Key Takeaways
- Taiwan is exploring export restrictions that would ban AI chip sales to any Chinese entity, extending beyond currently blacklisted companies
- TSM stock reversed premarket losses to gain 2.5% following the U.S. market opening bell
- Proposed legislation would classify unauthorized AI chip exports to China as criminal violations under Taiwan’s legal framework
- TSMC’s CEO Che-Chia Wei purchased $11,401 in TSM stock on June 5, paying $76.01 per American Depositary Receipt
- Analyst consensus rates TSM a “Buy” with a consensus price target of $404.29
Taiwan is contemplating a significant overhaul of its approach to controlling AI chip shipments to China, a development that caught investor attention during Tuesday’s trading session.
TSM stock started the day at $427.11 and climbed 2.5% following the opening of U.S. markets, erasing earlier declines seen in premarket hours. The stock’s 52-week trading range spans from $205.87 to $450.16, highlighting the substantial appreciation over the past year.
Taiwan Semiconductor Manufacturing Company Limited, TSM
According to a Bloomberg report, the proposed regulatory framework would prohibit the sale of AI processors exceeding specific performance thresholds to any Chinese purchaser — a substantial departure from current policies that only target firms specifically designated on U.S. sanction lists, such as Huawei.
This represents a considerable broadening of enforcement scope. While existing U.S. regulations already prohibit such transactions, Taiwan currently lacks domestic criminal statutes addressing these violations. This jurisdictional gap has hampered Taiwanese officials’ ability to effectively enforce compliance when semiconductors are diverted to prohibited destinations.
The contemplated policy would equip Taiwan with prosecutorial authority to pursue unauthorized AI chip exports as criminal violations under local law for the first time.
Taiwanese authorities only recently made their initial known arrests of suspected chip smuggling operatives last month, and those detentions were based solely on charges related to fraudulent documentation. The proposed regulations would represent a substantially more aggressive enforcement posture.
These deliberations are unfolding within the context of wider trade discussions between Taiwan and the United States. High-ranking officials from both nations have yet to finalize any binding commitments, and specific provisions remain under negotiation.
The U.S. government has been applying considerable pressure on this issue.

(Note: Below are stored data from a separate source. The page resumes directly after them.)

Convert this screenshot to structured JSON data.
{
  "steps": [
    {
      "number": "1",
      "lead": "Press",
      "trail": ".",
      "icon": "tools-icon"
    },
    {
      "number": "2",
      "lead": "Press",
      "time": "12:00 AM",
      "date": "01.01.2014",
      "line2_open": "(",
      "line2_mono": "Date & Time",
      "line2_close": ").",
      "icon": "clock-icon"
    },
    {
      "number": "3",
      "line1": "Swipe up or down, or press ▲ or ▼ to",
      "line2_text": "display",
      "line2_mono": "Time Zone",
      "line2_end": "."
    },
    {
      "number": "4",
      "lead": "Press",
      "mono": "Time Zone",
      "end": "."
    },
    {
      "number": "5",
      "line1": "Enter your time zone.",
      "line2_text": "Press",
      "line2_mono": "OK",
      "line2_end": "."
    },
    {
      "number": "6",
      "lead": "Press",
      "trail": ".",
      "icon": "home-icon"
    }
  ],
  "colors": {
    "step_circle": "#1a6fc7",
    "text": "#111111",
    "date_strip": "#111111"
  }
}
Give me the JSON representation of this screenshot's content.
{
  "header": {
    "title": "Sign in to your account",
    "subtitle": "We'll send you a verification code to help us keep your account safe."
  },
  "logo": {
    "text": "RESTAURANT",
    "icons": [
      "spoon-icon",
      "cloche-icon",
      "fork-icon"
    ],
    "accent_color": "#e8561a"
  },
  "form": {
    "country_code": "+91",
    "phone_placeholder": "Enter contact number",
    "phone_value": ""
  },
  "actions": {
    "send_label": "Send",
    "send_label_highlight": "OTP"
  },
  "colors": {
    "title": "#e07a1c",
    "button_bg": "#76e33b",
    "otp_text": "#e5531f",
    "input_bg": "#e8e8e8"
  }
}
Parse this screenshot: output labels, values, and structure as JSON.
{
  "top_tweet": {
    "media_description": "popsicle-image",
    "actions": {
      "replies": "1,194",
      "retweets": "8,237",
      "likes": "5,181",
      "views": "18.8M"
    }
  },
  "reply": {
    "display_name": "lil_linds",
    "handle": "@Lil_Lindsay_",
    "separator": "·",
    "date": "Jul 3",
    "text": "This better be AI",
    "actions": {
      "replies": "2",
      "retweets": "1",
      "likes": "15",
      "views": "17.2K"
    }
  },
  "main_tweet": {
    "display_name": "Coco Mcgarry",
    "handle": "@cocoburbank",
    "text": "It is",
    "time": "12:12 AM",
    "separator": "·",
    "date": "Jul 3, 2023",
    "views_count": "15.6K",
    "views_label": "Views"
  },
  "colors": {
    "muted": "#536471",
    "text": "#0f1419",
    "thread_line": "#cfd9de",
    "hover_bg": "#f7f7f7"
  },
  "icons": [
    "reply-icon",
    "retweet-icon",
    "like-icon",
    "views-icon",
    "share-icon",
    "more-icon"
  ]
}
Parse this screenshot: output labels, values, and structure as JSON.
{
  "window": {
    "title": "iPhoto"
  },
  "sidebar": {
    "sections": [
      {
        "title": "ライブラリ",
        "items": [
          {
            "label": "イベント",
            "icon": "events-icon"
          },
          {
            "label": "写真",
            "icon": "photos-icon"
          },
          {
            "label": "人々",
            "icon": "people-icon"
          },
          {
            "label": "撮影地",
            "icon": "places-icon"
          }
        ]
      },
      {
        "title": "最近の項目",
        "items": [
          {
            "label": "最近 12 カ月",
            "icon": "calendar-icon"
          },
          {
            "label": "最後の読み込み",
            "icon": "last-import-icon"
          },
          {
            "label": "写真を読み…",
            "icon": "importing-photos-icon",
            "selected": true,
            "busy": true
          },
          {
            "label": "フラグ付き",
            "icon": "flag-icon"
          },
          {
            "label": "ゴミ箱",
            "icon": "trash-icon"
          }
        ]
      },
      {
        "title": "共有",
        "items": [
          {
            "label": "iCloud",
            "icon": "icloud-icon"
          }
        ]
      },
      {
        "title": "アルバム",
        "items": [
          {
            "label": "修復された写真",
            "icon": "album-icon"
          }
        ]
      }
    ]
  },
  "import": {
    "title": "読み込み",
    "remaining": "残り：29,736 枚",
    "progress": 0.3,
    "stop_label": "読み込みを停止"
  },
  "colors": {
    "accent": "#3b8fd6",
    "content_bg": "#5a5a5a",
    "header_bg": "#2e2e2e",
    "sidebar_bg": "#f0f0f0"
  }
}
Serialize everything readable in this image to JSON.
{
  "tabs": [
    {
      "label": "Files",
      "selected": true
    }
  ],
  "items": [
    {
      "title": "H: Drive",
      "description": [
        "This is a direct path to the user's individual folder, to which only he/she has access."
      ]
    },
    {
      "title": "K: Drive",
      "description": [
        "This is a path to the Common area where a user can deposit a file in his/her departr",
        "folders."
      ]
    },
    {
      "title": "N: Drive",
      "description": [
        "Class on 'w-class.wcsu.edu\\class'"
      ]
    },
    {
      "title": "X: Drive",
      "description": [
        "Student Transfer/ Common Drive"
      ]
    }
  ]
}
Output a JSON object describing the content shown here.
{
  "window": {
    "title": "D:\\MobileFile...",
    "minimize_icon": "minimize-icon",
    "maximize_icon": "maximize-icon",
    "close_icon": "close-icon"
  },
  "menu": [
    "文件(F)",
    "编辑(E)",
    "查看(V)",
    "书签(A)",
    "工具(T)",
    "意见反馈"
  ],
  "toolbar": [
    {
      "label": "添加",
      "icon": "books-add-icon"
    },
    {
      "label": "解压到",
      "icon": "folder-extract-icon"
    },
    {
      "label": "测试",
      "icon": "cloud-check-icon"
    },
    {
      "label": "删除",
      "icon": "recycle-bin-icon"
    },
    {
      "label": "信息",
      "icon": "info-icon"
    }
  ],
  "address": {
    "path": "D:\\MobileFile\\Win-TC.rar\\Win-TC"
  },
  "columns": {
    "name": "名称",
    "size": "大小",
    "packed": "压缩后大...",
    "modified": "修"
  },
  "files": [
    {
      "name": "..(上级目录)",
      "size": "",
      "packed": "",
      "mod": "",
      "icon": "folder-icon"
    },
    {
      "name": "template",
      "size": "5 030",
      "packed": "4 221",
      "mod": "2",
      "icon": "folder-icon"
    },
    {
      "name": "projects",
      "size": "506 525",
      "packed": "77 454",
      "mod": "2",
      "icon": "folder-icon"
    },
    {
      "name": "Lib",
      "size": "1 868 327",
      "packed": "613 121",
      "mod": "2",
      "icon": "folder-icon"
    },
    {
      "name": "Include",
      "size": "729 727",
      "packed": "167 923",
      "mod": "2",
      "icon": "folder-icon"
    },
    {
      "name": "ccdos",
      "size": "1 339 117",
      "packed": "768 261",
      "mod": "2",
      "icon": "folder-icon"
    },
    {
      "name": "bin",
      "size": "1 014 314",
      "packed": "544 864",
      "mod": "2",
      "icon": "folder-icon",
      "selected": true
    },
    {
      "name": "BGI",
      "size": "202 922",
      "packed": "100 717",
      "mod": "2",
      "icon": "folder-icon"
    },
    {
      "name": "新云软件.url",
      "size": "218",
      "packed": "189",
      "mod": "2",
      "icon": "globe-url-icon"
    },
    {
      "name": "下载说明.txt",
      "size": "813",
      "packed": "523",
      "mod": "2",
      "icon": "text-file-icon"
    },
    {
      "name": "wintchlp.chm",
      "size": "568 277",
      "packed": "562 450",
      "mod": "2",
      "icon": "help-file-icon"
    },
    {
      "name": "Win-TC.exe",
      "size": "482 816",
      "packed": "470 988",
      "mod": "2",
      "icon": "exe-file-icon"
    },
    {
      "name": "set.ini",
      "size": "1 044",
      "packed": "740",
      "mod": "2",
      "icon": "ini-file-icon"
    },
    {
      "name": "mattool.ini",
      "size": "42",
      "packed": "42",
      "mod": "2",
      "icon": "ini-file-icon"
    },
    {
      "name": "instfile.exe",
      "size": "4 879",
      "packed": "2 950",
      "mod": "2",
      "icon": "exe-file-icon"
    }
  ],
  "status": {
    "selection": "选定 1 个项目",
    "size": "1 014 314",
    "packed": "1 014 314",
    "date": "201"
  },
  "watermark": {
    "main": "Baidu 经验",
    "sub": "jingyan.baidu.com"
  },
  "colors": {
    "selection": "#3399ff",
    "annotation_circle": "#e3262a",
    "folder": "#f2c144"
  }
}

Just last week, the Trump administration took steps to eliminate a regulatory gap that potentially allowed cutting-edge processors to reach foreign subsidiaries controlled by Chinese corporations.
Congressional Pressure Intensifies
On Monday, Senators Jim Banks (R-IN) and Andy Kim (D-NJ) sent correspondence to Jeffrey Kessler, head of the Bureau of Industry and Security, advocating for stricter oversight of contract semiconductor manufacturers that supply offshore entities affiliated with Chinese parent companies — language clearly aimed at firms such as TSMC.
The correspondence underscores mounting congressional anxiety regarding the redirection of sophisticated hardware, including AI servers powered by Nvidia components, from Taiwan into mainland China.
Executive Share Purchases
Separate from geopolitical developments, TSMC’s CEO Che-Chia Wei has been steadily accumulating shares. His June 5 transaction involved acquiring 150 ADR shares at a price of $76.01 each, representing a total investment of $11,401.50. His current holdings now stand at 17,689 shares valued at approximately $1.34 million.
This marks his third consecutive monthly purchase. He acquired 160 shares during May and 186 throughout April. Such regular insider accumulation at this frequency typically attracts market attention.
TSMC also recently announced an increase in its quarterly dividend distribution from $0.95 to $1.1136 per share — translating to an annualized yield of approximately 1.0%.
Regarding institutional activity, Tiger Global expanded its TSM holdings by 49.4% during the first quarter, adding more than 1.8 million shares. T. Rowe Price nearly tripled its position in the fourth quarter, recording a 168.6% increase.
Wall Street analysts maintain a positive outlook. Barclays elevated its price objective to $470 with an Overweight recommendation in April. DA Davidson and Wedbush hold Buy and Outperform ratings, respectively.
The consensus analyst price target sits at $404.29, which represents a discount to current trading levels.